The proposed 2016 budget assumes a 3.9% increase in income taxes, a modest 2.5% increase from 2015 total revenue and expenditure projections, and a modest net operating surplus. Year-end fund balance estimates are currently projected at approximately $134.4 million or 17.1% of 2014 general fund spending.
Given the city's history of conservative budgeting and expected deposits to the economic stabilization/rainy day fund (RDF) which is a component of the unrestricted general fund balance, Fitch expects the city will maintain structural balance. Pursuant to an updated 2013 resolution, the city plans to continue to replenish the RDF to $75 million by 2018 year-end. As of Dec. 31, 2014 there was $64.1 million in the RDF and the city has budgeted an additional $2.2 million in both 2015 and 2016, which would bring the balance to approximately $69 million by 2016 year-end.
MANAGEABLE LONG-TERM OBLIGATIONS
The city's overall debt burden is moderate at $2,953 per capita but weaker relative to market value at 6%. However, none of the city's debt is actually paid from property taxes, but rather from SIT or enterprise funds. Payout of GO debt is average, with 71% repaid within 10 years taking into account the current issue.
The city limits borrowing in accordance with its internal debt affordability policies and has no exposure to derivative risk. Columbus' large $2 billion capital improvement plan primarily addresses environmental mandates for the city's sewerage system and is expected to remain self-supporting from utility fees and charges.
Voters authorized $842 million of additional borrowing at the November 2013 election, bringing the amount of authorized, unissued debt to approximately $458.3 million, post-sale. Officials anticipate issuing the debt over the next four years, with all debt service to be supported by enterprise or income tax revenues. In the near term, management expects to seek voter authorization of a new bond referendum in November of 2016. The par amount has yet to be determined. In addition, the city has $269.3 million of debt issuance available under a 2008 authorization specifically for sanitary sewer projects. The city has a favorable record of voter support for debt, with 100% of referenda approved since 1985. Debt service equaled an affordable 11.7% of governmental fund spending in fiscal 2014. Fitch expects the tax-supported debt burden will remain manageable due to the city's historically prudent use of available debt capacity.
Columbus provides pension benefits and other post-employment benefits (OPEB) through two state sponsored defined benefit pension plans, the Ohio Public Employees Retirement System (OPERS) and the Ohio Police and Fire Pension Fund (OP&F). The larger of the plans, OPERS, reported a funded ratio of 83.8% as of Dec. 31, 2014. Using Fitch's more conservative 7% rate of return, the estimated funded ratio is 75.5%. The city continues to fund 100% of its required annual pension contribution (APC).
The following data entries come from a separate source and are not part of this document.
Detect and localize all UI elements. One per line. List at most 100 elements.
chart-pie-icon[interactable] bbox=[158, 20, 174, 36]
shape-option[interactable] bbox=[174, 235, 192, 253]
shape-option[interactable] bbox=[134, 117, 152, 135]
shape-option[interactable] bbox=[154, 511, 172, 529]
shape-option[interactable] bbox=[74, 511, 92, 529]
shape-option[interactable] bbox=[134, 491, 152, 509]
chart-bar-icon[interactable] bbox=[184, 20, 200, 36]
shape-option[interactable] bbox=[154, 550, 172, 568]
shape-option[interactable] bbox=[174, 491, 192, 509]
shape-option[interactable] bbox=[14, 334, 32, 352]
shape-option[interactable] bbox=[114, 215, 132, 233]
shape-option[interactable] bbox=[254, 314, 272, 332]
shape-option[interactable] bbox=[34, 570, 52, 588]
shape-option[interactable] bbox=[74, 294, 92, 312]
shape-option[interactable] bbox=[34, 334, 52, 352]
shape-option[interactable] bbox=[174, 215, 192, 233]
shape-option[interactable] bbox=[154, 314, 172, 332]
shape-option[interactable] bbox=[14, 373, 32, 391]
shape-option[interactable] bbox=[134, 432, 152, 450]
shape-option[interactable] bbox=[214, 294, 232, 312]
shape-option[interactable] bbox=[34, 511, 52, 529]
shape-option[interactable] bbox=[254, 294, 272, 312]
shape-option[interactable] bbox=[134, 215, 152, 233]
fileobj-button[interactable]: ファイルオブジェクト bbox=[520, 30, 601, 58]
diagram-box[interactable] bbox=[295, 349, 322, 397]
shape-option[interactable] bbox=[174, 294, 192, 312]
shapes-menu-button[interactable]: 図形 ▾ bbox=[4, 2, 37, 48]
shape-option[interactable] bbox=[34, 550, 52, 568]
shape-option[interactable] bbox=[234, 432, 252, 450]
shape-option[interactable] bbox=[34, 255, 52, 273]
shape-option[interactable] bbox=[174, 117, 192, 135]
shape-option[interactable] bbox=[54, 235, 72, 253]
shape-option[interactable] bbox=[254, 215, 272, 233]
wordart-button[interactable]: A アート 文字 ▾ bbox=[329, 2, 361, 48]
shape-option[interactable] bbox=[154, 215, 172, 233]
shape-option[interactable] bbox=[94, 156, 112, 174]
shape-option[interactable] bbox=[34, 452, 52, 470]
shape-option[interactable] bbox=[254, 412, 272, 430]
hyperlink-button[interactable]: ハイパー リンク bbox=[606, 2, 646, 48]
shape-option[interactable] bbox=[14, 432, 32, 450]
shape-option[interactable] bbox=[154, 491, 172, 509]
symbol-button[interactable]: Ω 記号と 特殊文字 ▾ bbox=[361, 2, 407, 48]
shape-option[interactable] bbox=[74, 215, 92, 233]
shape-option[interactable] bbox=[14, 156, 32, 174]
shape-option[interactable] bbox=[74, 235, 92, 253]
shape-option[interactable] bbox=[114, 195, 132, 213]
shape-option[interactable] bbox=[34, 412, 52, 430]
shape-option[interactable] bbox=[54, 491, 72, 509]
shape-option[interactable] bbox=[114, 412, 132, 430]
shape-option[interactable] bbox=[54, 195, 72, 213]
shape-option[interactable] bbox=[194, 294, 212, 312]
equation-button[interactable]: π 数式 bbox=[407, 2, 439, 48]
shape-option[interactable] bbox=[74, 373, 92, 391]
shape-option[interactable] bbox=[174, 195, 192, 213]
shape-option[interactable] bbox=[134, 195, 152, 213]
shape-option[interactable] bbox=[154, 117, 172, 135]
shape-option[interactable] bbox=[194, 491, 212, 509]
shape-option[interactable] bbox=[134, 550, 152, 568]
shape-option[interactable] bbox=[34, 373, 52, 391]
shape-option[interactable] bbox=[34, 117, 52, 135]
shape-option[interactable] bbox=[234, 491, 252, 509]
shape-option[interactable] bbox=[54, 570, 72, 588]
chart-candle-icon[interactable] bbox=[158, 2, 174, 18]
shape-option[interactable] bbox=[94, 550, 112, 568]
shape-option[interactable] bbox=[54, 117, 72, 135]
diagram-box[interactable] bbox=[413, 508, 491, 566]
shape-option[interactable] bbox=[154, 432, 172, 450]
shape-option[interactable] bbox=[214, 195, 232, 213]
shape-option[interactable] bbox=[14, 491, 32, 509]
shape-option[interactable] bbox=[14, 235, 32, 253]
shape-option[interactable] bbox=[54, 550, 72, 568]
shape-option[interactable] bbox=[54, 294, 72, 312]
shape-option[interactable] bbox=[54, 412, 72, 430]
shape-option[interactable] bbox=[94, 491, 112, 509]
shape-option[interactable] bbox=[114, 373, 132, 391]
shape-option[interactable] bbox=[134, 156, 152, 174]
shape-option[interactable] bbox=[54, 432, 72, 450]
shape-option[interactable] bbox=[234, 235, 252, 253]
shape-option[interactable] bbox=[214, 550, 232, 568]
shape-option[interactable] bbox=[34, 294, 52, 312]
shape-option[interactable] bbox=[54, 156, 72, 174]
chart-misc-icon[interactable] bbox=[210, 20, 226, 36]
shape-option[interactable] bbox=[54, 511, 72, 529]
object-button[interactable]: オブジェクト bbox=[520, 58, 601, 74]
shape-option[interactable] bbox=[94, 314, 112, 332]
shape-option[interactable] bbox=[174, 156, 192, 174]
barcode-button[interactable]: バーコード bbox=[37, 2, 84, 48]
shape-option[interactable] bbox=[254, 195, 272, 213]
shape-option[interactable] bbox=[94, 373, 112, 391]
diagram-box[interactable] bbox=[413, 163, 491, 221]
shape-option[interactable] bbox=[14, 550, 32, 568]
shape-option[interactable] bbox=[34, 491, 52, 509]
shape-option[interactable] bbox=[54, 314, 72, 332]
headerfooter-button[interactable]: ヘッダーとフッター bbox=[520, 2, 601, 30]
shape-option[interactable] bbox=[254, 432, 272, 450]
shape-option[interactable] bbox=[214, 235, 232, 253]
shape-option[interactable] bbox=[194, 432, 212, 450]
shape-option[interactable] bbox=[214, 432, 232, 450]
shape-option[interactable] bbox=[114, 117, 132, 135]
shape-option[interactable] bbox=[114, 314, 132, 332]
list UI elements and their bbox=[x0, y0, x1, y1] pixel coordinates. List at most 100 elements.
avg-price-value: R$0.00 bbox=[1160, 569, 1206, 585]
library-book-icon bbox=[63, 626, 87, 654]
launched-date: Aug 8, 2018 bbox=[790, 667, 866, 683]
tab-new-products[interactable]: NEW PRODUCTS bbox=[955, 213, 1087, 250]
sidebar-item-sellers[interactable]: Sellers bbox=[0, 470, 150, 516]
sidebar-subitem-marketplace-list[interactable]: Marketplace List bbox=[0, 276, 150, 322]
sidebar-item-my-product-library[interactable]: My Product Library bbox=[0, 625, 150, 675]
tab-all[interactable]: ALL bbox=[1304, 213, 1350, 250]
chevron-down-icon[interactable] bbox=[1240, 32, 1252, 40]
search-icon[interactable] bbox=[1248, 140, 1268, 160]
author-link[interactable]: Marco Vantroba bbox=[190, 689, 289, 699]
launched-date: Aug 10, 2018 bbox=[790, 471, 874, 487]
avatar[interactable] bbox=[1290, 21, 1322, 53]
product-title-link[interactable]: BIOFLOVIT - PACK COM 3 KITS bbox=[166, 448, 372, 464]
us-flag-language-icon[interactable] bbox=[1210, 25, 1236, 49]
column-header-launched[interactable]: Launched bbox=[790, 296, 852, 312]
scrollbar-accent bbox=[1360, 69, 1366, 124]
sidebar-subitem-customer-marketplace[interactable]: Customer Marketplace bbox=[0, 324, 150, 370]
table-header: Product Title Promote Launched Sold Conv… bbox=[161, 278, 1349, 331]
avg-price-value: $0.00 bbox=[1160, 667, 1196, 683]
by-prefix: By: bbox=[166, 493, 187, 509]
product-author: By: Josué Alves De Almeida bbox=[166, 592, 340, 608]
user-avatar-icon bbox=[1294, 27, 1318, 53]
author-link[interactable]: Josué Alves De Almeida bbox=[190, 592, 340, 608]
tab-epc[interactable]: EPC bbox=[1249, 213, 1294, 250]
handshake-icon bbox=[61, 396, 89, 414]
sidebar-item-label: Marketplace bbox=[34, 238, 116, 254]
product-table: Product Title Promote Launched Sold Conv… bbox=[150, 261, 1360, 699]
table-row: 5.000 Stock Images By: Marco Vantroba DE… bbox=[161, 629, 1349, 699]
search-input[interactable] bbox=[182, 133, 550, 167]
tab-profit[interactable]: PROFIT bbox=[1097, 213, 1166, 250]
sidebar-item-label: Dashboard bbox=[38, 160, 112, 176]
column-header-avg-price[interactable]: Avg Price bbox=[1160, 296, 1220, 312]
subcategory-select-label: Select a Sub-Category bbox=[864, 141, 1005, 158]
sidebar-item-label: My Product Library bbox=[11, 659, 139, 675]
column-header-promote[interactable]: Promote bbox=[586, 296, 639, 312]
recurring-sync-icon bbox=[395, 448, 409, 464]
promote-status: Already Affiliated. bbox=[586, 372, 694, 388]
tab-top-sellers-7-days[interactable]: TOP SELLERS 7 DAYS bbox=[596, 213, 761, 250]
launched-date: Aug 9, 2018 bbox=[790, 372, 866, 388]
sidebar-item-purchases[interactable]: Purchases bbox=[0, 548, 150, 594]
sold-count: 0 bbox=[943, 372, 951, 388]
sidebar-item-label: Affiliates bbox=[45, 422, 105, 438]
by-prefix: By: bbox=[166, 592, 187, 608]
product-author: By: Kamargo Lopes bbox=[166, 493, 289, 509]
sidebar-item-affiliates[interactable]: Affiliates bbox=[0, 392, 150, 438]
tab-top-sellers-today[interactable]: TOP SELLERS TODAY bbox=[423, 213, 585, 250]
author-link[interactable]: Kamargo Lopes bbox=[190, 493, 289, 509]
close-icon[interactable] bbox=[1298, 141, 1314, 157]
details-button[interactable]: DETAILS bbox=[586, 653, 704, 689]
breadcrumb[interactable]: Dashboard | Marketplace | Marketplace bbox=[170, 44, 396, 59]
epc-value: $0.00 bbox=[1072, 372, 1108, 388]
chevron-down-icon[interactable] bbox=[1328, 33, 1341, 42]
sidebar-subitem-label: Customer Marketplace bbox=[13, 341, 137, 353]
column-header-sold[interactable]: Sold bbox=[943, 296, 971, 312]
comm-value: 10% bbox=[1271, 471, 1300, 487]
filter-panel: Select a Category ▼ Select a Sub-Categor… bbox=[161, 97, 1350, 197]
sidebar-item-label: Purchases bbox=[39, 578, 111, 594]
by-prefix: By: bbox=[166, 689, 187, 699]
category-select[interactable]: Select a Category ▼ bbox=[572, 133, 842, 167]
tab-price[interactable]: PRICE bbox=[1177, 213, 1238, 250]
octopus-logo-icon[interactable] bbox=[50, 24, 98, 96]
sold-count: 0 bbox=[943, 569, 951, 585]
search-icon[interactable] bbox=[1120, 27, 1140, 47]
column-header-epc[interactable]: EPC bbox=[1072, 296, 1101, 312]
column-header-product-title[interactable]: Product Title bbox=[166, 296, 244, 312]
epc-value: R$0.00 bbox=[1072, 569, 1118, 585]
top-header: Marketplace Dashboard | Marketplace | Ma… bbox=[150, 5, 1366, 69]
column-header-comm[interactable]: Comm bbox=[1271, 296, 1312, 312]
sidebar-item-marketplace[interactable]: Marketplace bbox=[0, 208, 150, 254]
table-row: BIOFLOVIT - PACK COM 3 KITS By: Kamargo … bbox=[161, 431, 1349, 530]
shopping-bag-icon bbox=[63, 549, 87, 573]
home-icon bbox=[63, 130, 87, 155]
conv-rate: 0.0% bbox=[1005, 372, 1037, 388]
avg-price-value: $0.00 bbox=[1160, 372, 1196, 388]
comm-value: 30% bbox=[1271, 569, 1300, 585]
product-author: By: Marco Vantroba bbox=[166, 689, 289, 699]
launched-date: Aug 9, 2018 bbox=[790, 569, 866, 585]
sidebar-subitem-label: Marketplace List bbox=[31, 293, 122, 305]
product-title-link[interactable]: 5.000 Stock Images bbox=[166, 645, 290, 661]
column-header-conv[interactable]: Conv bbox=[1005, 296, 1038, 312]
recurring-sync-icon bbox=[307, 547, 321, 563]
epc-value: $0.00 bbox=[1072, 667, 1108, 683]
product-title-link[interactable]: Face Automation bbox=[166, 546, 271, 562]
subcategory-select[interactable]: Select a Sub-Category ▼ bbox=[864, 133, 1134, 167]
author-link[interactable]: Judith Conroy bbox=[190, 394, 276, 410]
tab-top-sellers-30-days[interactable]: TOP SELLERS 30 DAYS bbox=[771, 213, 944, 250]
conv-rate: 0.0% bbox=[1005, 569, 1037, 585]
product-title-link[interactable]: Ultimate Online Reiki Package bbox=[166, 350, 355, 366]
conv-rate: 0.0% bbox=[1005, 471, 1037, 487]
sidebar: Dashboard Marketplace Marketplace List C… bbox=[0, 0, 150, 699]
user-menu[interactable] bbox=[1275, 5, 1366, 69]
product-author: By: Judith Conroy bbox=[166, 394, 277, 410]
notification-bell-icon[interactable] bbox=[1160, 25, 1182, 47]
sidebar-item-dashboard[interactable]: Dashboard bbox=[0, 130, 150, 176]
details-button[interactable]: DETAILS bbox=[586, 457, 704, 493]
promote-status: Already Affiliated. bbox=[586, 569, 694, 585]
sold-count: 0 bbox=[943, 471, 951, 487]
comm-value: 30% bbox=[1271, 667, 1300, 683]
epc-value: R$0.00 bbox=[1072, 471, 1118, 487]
Historically, the city paid the employee's portion of the pension contribution in addition to the city's APC payment (pension pick-up). The city has been negotiating phase-out of this practice in recent labor contracts. All negotiated contracts now include provisions to gradually reduce the pension pick-up, resulting in material pension cost savings which should keep future increases more manageable. Carrying costs for debt service, pension ARC, and OPEB amounted to a moderate 18.8% of governmental fund spending in 2014, excluding the portion of the employees' costs that the city covered. Including those costs, the figure rises to a still moderate 20.3%.